Marc-Étienne Côté, accusé du meurtre d’Israël Gauthier-Nepton à Jonquière en novembre 2016, demande à être libéré des accusations.

Marc-Étienne Côté demande à être libéré des accusations

Le présumé meurtrier d’Israël Gauthier-Nepton, Marc-Étienne Côté, demande à être libéré des charges de meurtre non prémédité retenues contre lui.

Son avocat, Me Sébastien Saint-Laurent, entend déposer sous peu une requête en certiorari afin de casser la décision du juge Michel Boudreault, de la Cour du Québec, d’envoyer Côté à procès à l’issue de l’enquête préliminaire.

« Je vais effectivement déposer une requête pour faire casser le renvoi à procès. J’estime que le juge n’avait pas suffisamment d’éléments d’identification contre mon client pour le citer à procès lors de l’enquête préliminaire », a précisé Me Saint-Laurent, à la sortie du tribunal.

Le juge Raymond W. Pronovost, juge coordonnateur à la Cour supérieure du Québec, participait, par visioconférence, au terme printanier des assises criminelles pour le district judiciaire de Chicoutimi.

Si la requête de Me Saint-Laurent devait être acceptée, son client serait alors libéré complètement des accusations criminelles contre lui dans cette affaire de meurtre.

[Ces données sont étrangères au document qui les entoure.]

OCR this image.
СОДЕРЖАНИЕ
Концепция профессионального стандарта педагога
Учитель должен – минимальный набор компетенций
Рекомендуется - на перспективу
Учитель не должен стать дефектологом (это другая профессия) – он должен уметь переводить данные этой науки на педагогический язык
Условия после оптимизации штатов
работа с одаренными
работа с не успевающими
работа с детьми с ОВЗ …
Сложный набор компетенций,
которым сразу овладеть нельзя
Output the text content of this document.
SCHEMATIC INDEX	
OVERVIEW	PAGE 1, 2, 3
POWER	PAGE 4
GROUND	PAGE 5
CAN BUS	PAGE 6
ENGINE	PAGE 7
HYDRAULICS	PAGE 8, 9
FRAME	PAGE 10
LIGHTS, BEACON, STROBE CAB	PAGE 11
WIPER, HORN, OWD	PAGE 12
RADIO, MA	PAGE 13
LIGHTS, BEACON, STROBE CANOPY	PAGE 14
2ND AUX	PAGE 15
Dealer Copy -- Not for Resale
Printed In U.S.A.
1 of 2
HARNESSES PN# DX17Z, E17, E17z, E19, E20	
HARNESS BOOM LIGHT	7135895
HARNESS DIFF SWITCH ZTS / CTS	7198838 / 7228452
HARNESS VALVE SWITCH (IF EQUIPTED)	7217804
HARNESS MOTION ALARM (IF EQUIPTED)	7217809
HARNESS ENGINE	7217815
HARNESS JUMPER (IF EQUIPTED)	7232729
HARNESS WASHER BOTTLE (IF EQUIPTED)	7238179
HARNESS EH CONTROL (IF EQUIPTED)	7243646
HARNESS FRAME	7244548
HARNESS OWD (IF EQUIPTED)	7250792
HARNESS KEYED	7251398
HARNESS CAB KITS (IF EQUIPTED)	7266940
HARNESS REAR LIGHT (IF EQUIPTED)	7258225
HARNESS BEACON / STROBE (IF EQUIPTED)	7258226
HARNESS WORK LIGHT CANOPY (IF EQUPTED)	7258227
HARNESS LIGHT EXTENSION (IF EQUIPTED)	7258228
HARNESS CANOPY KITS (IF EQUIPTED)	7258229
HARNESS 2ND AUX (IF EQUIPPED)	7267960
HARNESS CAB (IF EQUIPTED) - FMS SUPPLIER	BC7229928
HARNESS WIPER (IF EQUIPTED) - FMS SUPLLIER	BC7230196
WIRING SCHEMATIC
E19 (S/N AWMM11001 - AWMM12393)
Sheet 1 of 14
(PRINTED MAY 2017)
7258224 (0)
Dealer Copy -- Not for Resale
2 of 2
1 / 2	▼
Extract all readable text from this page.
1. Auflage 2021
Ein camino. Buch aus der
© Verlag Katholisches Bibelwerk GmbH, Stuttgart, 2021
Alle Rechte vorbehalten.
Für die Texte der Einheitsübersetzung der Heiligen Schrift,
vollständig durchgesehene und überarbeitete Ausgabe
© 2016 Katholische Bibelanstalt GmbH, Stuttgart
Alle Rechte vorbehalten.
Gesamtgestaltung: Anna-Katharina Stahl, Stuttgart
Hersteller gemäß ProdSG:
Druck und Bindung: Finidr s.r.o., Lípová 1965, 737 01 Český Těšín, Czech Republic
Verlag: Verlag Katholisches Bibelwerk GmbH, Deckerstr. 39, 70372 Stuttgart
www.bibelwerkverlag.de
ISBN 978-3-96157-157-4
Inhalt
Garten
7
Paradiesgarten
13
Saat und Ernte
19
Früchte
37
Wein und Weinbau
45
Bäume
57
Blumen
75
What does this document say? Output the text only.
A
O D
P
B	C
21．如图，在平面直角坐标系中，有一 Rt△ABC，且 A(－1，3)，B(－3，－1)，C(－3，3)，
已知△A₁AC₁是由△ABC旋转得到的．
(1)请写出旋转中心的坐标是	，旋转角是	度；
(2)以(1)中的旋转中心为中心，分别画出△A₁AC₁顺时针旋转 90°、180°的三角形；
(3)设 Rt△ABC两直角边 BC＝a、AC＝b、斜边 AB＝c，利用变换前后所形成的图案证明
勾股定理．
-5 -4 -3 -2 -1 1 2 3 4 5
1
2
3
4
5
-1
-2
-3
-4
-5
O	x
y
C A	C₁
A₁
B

La procédure devait permettre de fixer une date dans le procès pour meurtre de Côté. Il faut se souvenir qu’en novembre 2016, Côté aurait tiré une balle dans le dos de sa victime qui se trouvait sur la rue du Vieux-Pont, à Jonquière.

Me Saint-Laurent avait laissé voir qu’il envisageait la possibilité de faire casser cette décision à la fin de l’enquête préliminaire de janvier dernier. Il voulait prendre du temps pour réfléchir à l’idée. Il entend la mettre à exécution sous peu.

Marc-Étienne Côté avait fui les lieux et avait été en cavale jusqu’en août 2017, lorsque les policiers l’avaient arrêté à Montréal. Il est incarcéré depuis ce temps.

Donald Ouellet

D’autre part, Donald Ouellet, un homme accusé d’extorsion, a accepté de prendre un avocat pour défendre ses intérêts. Me Nicolas Gagnon, de l’Aide juridique, a confirmé la demande de tenir un procès devant jury. 

La décision a été reportée au 13 septembre aux prochaines assises criminelles.

Stéphanie Frenette

Même chose dans le dossier de la gardienne d’enfants, Stéphanie Frenette, accusée de voies de fait graves. On lui reproche d’avoir brassé sévèrement un enfant dont elle avait la garde. 

Le bambin, qui avait 23 mois au moment de l’incident, en février 2017, conserve des séquelles permanentes de ce triste événement.

La date du procès devant jury sera fixée le 13 septembre.